What information do we have to show on the label?

There isn’t a general requirement to show particular information for every kind of product. However:

  • retailers must display prices and quantities
  • you may need to include safety information for potentially dangerous products
  • there are special rules for some products, such as food

Any information you do include on the label must not be misleading

You can find more specific information on labelling on the Trading Standards Institute's

How accurate must the information on a label be?

Broadly speaking, providing false or misleading information is an offence. This includes inaccurate information about the nature of the product, quantities or prices. Your customer might also be able to make a claim against you if, for example, they relied on the information on the label when deciding to buy the product.

Does the label of imported goods have to say where they come from?

You are not generally required to label goods with their country of origin, though this is required for some products. If you do choose to show the country of origin, you must provide accurate information.

What are the rules on weights when individual package sizes vary?

If you are retailing packages that vary in size, you can choose to either sell by minimum quantity or by average quantity.

If you sell by minimum quantity, every packet must contain at least that amount.

If you are selling by average quantity, you must follow set rules:

  • The average quantity must be at least the amount you claim.
  • No more than 1 in 40 of the packs must be more than a specified 'tolerable negative error' (TNE) below the stated average. The TNE depends on the weight or size of the packages.
  • None of the packages must be more than twice the TNE below the stated average.

In addition, if you sell by average quantity, you must carry out checks to ensure that you are complying with the rules, and keep records of the checks. You must also mark the packages with your name and address, and can choose to use the 'e' mark to show that you are complying with the rules.


What safety information must a label provide?

If you produce or supply potentially dangerous goods, you need to provide appropriate safety information. You might, for example, provide appropriate safety instructions.

In some cases, you are required to show safety information on the label. For example, if potentially dangerous goods are being transported by road or rail, the labels may need to carry appropriate safety information to ensure that the goods are handled properly.

There are also specific safety labelling requirements for certain products: for example, upholstered furniture, electrical goods and children's toys. You should take advice on the requirements for products you manufacture or distribute.

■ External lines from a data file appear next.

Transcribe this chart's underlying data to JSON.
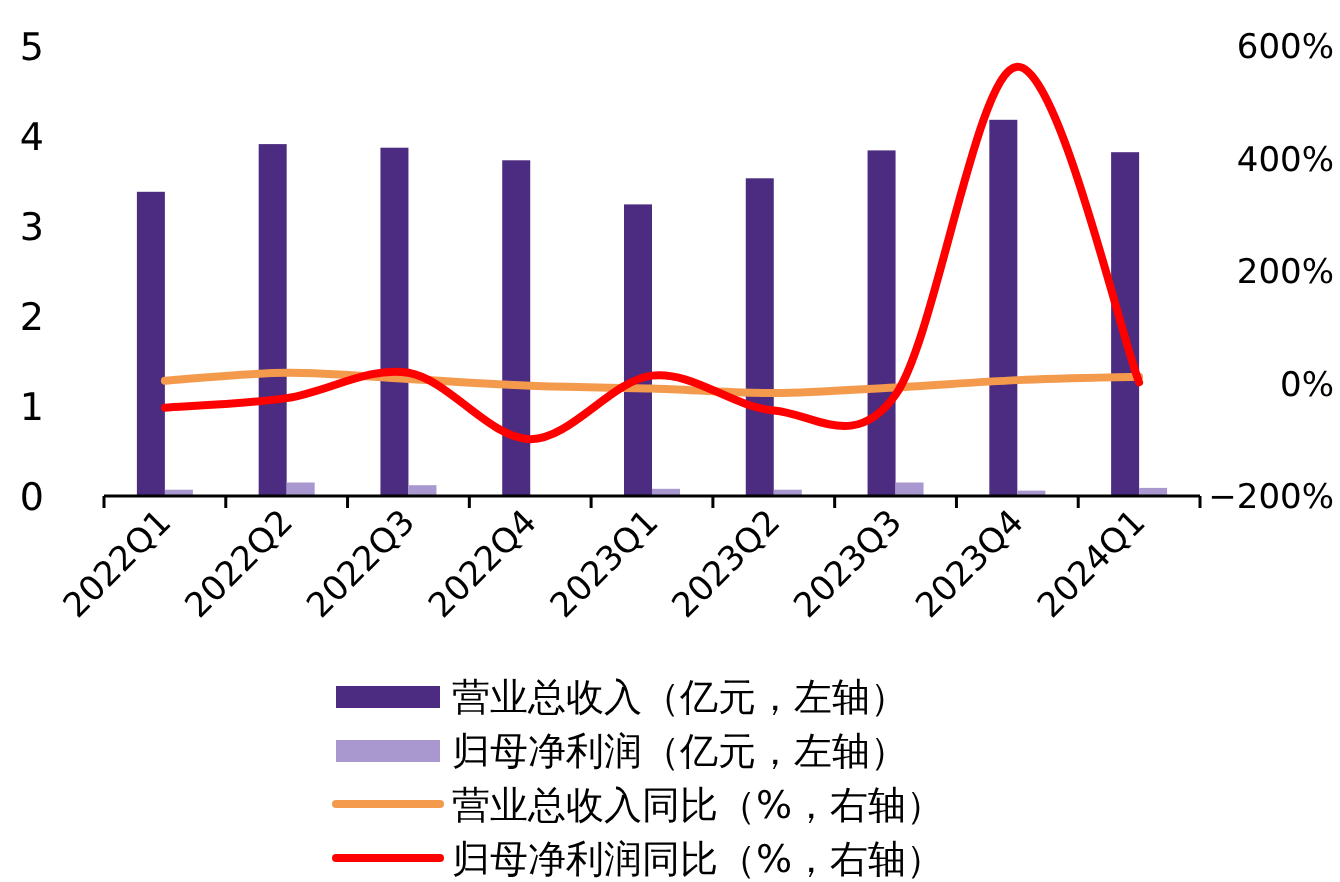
{
  "chart_data": {
    "type": "bar",
    "categories": [
      "2022Q1",
      "2022Q2",
      "2022Q3",
      "2022Q4",
      "2023Q1",
      "2023Q2",
      "2023Q3",
      "2023Q4",
      "2024Q1"
    ],
    "series": [
      {
        "name": "营业总收入（亿元，左轴）",
        "color": "#4b2c80",
        "values": [
          3.38,
          3.91,
          3.87,
          3.73,
          3.24,
          3.53,
          3.84,
          4.18,
          3.82
        ]
      },
      {
        "name": "归母净利润（亿元，左轴）",
        "color": "#a898cf",
        "values": [
          0.07,
          0.15,
          0.12,
          0,
          0.08,
          0.07,
          0.15,
          0.06,
          0.09
        ]
      },
      {
        "name": "营业总收入同比（%，右轴）",
        "type": "line",
        "axis": "y2",
        "color": "#f39a4d",
        "values": [
          5,
          19,
          8,
          -4,
          -9,
          -17,
          -7,
          6,
          12
        ]
      },
      {
        "name": "归母净利润同比（%，右轴）",
        "type": "line",
        "axis": "y2",
        "color": "#ff0000",
        "values": [
          -43,
          -26,
          19,
          -99,
          14,
          -48,
          -20,
          563,
          2
        ]
      }
    ],
    "ylim": [
      0,
      5
    ],
    "yticks": [
      0,
      1,
      2,
      3,
      4,
      5
    ],
    "y2lim": [
      -200,
      600
    ],
    "y2ticks": [
      {
        "value": -200,
        "label": "−200%"
      },
      {
        "value": 0,
        "label": "0%"
      },
      {
        "value": 200,
        "label": "200%"
      },
      {
        "value": 400,
        "label": "400%"
      },
      {
        "value": 600,
        "label": "600%"
      }
    ],
    "legend": "bottom",
    "grid": false
  }
}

Are there any special labelling rules for particular kinds of product?

There are extensive labelling requirements for food products. There are also special labelling requirements for some potentially dangerous products.

There are specific labelling requirements for some other products. For example, shoes must be labelled with details of the materials used, and products made out of gold (and other precious metals) must be hallmarked. In addition, there are legal requirements to provide information for certain products - for example, the content of textiles - and this information is often provided using the label.

You should take advice on the requirements for products you manufacture or distribute.

Are there any special packaging rules for particular types of goods?

Special regulations apply to various types of goods, including potentially dangerous chemicals, medicines and food products. In general, special rules for particular products aim to ensure that the goods are safely packaged and that appropriate information is provided.

Your trade association should be able to advise you on specific requirements relating to your products. You may want to take advice on the implications for your business.